I'm not sure, however, that it will yield Mini-Me the sort of electoral dividends that Dr Evil earned. The Shiv Sena was a creature of its times. Founded seven years after the state of Maharashtra, it exploited Maharashtrian inferiority complexes about living in a city where the Gujaratis were the middle class and the Maharashtrians were the proletariat. (The best recent analysis of that phase was Kumar Ketkar's piece on why Thackeray can never support Narendra Modi in The Indian Express, a fortnight ago.) The south Indians who streamed into Bombay in the 1960s and 1970s were easy to portray as interlopers who would grab the jobs that were now the due of Maharashtrians.

As Maharashtra developed, this inferiority complex faded.
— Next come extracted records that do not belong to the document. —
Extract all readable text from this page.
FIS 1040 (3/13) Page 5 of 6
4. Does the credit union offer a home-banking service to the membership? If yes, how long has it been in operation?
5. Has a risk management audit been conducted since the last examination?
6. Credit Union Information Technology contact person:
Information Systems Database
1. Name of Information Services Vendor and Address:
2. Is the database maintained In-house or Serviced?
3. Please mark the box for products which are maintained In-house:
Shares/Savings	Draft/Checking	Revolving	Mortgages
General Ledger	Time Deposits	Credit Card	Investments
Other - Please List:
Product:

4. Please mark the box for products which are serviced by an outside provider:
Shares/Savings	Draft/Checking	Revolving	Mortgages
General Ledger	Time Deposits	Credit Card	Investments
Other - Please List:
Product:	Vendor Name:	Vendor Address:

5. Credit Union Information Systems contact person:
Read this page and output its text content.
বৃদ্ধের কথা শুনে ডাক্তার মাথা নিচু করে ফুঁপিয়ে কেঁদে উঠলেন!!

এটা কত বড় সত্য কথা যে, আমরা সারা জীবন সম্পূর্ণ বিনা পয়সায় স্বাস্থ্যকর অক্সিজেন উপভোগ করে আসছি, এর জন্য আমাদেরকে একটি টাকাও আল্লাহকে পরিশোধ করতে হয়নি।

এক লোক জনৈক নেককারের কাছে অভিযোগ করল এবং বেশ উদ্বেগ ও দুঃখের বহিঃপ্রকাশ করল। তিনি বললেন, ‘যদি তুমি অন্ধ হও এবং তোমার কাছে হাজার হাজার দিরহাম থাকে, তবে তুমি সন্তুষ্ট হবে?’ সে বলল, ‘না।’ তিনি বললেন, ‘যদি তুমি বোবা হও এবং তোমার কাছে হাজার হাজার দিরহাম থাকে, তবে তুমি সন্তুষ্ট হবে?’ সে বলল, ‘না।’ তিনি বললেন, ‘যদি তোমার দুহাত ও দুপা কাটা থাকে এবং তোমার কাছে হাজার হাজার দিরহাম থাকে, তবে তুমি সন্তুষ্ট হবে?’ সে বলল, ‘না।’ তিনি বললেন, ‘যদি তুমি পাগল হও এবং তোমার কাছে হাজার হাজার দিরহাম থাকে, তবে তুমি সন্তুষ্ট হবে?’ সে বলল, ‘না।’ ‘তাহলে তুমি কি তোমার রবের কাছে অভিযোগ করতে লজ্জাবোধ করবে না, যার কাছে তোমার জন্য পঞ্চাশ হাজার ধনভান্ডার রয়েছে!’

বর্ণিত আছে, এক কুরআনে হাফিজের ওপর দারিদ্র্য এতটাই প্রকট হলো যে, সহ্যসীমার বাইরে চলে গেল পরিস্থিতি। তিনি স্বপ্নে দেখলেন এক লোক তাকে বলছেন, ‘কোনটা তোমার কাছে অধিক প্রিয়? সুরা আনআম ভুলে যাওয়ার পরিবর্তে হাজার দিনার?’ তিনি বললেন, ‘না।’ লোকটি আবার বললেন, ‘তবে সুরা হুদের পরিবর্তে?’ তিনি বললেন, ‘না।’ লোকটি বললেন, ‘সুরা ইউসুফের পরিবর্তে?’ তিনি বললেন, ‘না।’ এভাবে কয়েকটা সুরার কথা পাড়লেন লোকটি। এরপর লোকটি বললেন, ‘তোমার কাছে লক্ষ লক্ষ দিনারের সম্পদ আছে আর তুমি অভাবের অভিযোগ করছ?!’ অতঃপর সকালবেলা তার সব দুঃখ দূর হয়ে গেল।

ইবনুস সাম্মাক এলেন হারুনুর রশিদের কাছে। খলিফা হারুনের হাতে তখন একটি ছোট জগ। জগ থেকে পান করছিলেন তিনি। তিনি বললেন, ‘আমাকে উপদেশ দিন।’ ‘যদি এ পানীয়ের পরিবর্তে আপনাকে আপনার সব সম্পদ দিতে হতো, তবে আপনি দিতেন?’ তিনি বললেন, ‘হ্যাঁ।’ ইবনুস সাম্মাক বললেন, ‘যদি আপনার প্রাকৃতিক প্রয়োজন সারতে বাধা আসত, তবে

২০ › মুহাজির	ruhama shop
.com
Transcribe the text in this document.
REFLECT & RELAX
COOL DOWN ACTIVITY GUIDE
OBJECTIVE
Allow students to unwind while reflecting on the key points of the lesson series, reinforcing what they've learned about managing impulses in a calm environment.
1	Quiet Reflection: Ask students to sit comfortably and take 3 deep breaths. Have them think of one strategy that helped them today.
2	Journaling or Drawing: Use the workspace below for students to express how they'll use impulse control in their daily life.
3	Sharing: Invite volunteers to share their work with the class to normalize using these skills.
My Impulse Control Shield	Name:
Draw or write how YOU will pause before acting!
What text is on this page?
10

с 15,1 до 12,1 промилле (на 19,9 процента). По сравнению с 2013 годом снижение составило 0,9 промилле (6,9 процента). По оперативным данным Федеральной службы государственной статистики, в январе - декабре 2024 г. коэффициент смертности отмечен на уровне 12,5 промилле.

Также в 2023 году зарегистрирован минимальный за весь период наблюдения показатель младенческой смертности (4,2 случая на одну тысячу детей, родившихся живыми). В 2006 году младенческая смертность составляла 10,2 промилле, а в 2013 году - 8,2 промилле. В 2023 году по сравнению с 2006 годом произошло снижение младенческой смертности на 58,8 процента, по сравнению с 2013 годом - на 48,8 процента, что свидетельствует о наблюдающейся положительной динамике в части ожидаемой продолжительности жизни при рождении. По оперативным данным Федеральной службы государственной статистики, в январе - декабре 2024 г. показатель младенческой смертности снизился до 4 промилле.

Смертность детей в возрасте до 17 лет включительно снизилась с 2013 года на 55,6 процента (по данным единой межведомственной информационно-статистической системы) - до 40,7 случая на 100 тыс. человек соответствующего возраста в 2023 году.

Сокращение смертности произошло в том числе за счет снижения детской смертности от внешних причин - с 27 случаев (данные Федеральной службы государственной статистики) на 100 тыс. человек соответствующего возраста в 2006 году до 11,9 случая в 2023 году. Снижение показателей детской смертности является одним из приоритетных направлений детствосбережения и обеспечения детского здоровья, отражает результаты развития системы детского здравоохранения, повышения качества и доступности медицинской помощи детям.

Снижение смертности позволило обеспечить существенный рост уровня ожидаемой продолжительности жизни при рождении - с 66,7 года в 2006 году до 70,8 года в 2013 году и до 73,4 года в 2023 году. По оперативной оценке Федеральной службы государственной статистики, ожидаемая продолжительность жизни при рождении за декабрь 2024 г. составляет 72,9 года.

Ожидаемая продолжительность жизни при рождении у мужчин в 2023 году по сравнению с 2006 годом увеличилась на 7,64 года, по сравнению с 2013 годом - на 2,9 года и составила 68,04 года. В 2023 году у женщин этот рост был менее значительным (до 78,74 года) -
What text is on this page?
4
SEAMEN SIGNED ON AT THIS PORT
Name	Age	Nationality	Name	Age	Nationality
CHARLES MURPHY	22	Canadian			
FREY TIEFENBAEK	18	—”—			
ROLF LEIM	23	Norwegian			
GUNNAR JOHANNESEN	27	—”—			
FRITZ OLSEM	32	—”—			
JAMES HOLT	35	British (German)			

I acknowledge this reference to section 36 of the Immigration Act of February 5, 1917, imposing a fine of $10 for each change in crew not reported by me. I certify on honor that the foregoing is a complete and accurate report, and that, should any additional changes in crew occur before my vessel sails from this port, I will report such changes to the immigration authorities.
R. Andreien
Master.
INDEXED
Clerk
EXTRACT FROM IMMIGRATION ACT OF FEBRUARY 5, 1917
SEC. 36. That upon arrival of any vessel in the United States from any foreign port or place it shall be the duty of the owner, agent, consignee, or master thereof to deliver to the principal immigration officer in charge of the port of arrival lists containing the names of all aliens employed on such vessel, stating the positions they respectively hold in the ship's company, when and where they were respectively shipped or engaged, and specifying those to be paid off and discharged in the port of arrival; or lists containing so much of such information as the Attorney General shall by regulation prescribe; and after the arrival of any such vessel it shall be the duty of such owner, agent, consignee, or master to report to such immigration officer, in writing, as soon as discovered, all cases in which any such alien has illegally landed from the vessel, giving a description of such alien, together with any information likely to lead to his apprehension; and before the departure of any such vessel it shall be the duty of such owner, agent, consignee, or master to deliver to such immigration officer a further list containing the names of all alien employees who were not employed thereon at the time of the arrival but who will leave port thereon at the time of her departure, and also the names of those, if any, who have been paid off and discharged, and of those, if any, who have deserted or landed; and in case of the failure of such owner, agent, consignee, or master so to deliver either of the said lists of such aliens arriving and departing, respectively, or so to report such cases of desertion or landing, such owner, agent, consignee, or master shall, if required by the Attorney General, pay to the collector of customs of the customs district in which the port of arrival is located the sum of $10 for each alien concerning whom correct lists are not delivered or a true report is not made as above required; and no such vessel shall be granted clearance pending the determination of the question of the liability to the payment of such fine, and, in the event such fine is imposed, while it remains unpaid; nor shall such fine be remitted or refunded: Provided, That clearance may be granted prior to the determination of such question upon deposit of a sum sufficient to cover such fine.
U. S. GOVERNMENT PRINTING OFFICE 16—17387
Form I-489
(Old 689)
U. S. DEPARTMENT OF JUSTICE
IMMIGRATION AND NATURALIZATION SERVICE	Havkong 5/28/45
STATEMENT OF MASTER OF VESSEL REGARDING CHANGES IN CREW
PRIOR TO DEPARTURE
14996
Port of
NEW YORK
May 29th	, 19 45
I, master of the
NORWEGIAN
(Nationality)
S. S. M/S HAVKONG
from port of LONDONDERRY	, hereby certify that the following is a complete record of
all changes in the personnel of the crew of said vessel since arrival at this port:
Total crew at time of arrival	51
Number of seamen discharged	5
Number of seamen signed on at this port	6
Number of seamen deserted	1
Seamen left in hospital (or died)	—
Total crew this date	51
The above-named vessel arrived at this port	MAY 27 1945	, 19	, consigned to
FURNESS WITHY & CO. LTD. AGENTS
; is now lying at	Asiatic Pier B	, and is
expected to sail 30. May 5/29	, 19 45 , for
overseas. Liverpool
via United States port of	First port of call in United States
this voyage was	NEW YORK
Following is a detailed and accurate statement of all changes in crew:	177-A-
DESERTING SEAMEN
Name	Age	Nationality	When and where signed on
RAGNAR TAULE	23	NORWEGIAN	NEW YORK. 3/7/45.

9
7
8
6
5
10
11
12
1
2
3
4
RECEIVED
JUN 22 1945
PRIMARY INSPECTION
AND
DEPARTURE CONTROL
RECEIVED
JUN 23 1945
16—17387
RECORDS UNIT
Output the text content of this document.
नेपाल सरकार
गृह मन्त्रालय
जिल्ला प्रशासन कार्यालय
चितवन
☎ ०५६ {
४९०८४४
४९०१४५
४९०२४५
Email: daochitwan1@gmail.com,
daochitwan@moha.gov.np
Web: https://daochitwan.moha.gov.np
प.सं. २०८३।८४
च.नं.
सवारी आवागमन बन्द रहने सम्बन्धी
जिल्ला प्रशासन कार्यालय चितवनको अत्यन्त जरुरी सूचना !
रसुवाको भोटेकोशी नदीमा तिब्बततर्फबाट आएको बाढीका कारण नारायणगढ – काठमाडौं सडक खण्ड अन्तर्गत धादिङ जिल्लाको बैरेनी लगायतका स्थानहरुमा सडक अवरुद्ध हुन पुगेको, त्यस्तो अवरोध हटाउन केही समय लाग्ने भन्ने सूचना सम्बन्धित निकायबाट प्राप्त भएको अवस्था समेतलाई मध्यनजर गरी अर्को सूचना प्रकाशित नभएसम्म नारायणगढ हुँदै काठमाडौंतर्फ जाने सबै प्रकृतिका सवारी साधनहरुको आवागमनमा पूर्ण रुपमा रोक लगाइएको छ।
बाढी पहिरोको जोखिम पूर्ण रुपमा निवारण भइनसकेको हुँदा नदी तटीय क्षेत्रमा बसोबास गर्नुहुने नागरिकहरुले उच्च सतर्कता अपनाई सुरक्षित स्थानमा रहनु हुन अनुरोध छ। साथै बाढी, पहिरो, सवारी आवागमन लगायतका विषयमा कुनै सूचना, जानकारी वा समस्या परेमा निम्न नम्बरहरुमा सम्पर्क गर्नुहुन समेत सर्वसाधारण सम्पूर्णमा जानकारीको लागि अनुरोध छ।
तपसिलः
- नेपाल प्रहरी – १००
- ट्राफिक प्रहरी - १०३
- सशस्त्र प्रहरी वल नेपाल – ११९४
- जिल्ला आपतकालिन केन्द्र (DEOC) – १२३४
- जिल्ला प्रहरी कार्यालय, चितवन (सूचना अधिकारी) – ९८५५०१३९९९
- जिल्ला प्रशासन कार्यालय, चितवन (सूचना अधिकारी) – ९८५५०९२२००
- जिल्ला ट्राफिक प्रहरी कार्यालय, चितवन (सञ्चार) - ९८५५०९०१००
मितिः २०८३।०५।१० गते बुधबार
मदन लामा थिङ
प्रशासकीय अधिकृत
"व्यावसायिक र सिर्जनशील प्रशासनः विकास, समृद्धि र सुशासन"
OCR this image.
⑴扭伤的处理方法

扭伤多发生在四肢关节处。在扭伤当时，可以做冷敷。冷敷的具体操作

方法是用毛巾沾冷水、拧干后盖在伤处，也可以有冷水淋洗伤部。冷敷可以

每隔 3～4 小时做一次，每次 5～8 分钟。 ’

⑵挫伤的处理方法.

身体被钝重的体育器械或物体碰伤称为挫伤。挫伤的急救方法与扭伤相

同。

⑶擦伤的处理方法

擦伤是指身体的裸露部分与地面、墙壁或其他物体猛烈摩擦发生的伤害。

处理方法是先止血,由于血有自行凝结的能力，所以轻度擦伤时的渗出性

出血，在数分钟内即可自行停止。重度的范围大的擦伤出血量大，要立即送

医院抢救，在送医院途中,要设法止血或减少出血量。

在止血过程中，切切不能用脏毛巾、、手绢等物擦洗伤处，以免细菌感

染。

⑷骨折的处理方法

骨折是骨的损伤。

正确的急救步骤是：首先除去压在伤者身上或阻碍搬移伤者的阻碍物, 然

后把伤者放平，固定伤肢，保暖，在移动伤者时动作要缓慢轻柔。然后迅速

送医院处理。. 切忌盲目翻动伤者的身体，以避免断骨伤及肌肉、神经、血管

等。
Maharashtrians began to make fortunes in the city of Bombay. National political parties started to pay more attention to Maharashtrian concerns. And Bal Thackeray found that Marathi chauvinism had a limited market. Cunningly, he shifted to straightforward Hindu communalism, pitching the Sena as a lower caste version of the Brahmin-dominated RSS. (Thackeray has never been wild about Brahmins.)

To be sure, there have been minor irritants. A few years ago, Shiv Sainiks attacked out-of-towners who were taking a competitive exam and in north Bombay the Sena worries that non-Maharashtrian voters prefer other parties. (Its solution, the promotion of Sanjay Nirupam as its north Indian face, was worse than the ailment. Fortunately for Thackeray, he has now unloaded him on the Congress.)

But on the whole, most Maharashtrians consider the who-runs-Bombay battle won. A compromise has been reached. The city will preserve its cosmopolitan character but all real power will be vested in the hands of Maharashtrians. Moreover, Maharashtra has grown in stature compared to other Indian states and if locals need a political hero of their own, they'd much rather look to Sharad Pawar than to a bunch of chauvinist thugs.

So why is Raj Thackeray going on and on about north Indians? Partly, it is to hit the headlines and in that limited sense, he has been more than successful. Partly, it is because Mini-Me follows the Dr Evil formula so completely that he does not realise that times have changed and so have the rules. A platform that worked in the 1960s and 1970s has no relevance in the 21st century.

And partly, it's because he is a Thackeray. He believes that if he can hold a city to ransom, if he can threaten innocent citizens with violence, then we will be forced to sit up and take notice of him.

Of course we should take notice of him. But the way to do this is by enforcing the law, by locking up his thugs, by clamping down on the violence, and by telling him that it doesn't matter what his surname is: one false move and he'll end up in jail.